Scales such as highly relevant, relevant and not relevant are usually difficult and confusing and annotation guidelines can not help much if the task is subjective or ambiguous.
And all these may actually contribute to lower accuracy and reliability.
We did a set of experiments to see whether we can empirically confirm those observations and we formulated two main RQ to guide our analysis.
We wanted to see if we can improve the accuracy of the topical relevance assessment by adapting, more exactly by relaxing the annotation guidelines rather than making them more strict and we also wanted to see if we change the document granularity, this will also positively influence the accuracy
And through the second RQ we wanted to see whether we can improve the reliability of topical relevance by choosing an optimal relevance scale that can decrease as much as possible the intrinsic inconsistencies of annotators and by choosing the optimal number of crowd annotators to gather annotations from.

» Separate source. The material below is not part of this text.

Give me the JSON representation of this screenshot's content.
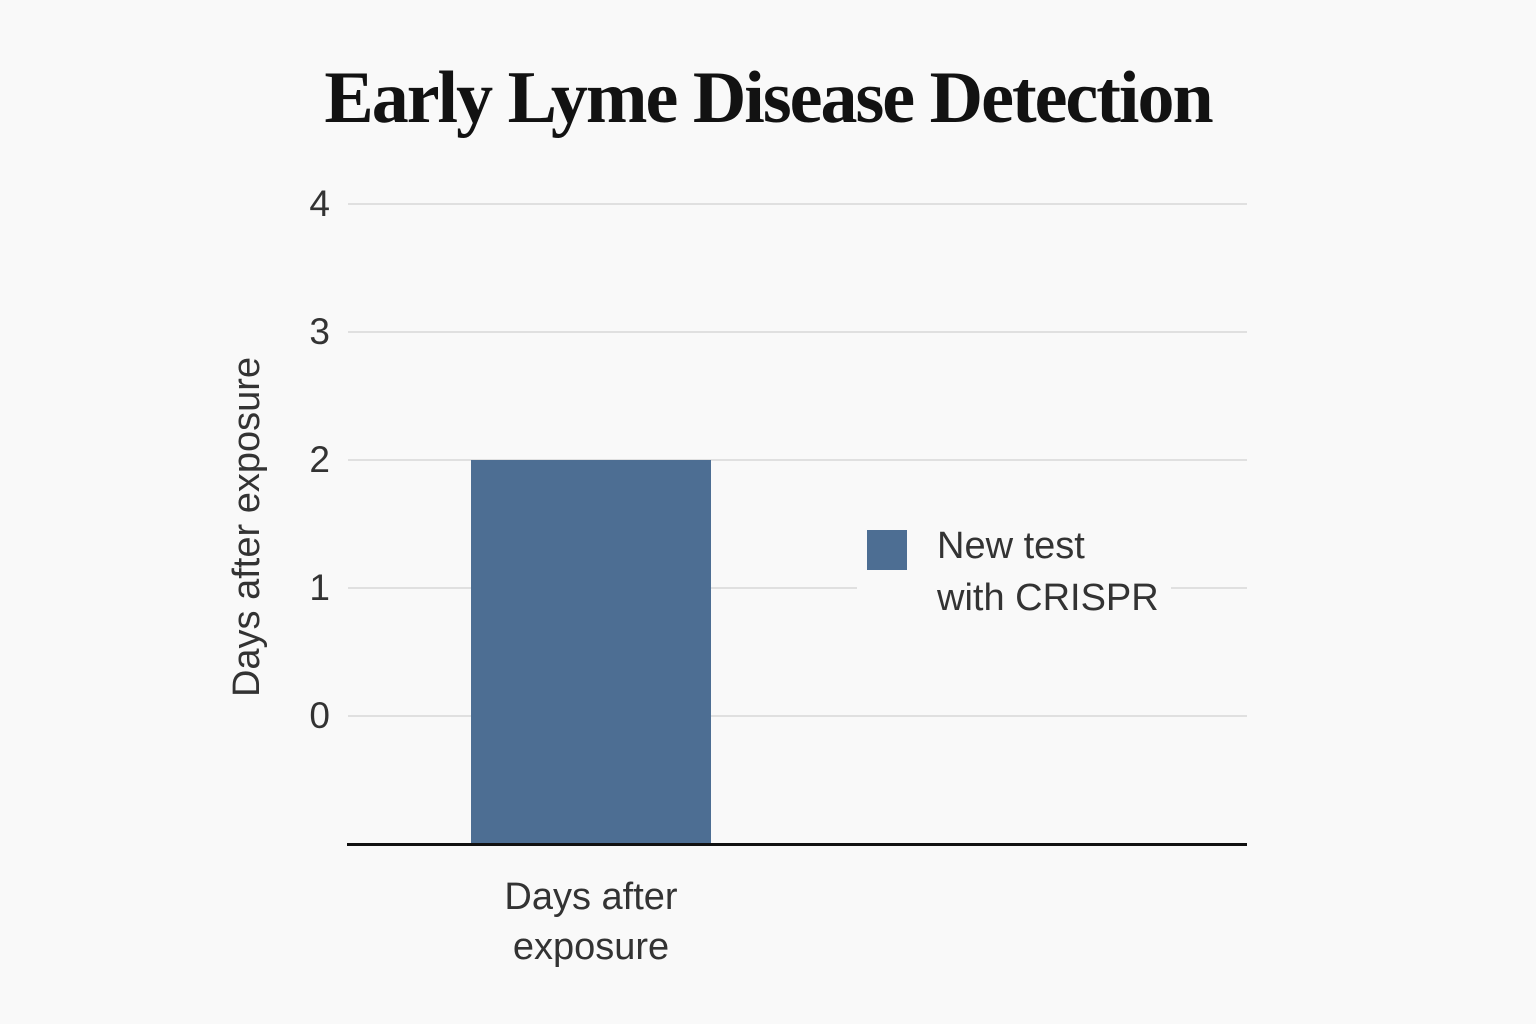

As a result of these RQ, we defined a set of hypotheses related to the annotation guidelines, the document granularity, the relevance scale and the number of annotators
And we defined a methodology in which we performed multiple pilot experiments in which we experimented with various values of these variables in order to identify the most optimal crowdsourcing settings to rank and label documents with topical relevance.
We worked with the short and medium documents in the NYTimes Corpus, covering 250 TREC Robust Track topics.
Let’s have a look how we organized our pilot experiments. We used 120 topic documents pair, covering 10 topics that were previously annotated by NIST.
In all the pilot experiments we fixed the crowdsourcing platform, we used the Figure Eight platform, and we asked for 15 annotations from english speaking countries workers.
And the goal of these pilot experiments was to find out which combination of these variables produces an optimal setting.
Here are all the variations that we tested. So, we experimented with binary and ternary annotation relevance scale, we experimented with different annotation guidelines in which we asked the workers to provide the relevance value or label or to provide the relevance label and highlight in the document the part that motivates the relevance. Further, we experimented with the document granularity by asking workers to annotate the full document or document paragraphs and with the order in which the paragraphs are shown.
We consider the way we analyzed the results as a contribution of the research. We performed a two-step analysis. First, in order to make sure that we understand the annotations provided by NIST, we reviewed and analyzed them to accurately compare them with the crowd annotations. Second, we didn’t apply the traditional majority vote approaches to evaluate the crowd annotations, but we applied the CrowdTruth quality metrics which harness the disagreement among annotators.
As I mentioned earlier, we first reviewed the ground truth labels. We used three reviewers, authors of this paper that were familiar with the NIST annotation guidelines. The reviewers annotated all the 120 topic-doc pairs used in the pilots.
We computed the inter-rater reliability among reviewers and between reviewers and NIST and we observe that on a binary scale the agreement is overall much higher than on a ternary scale.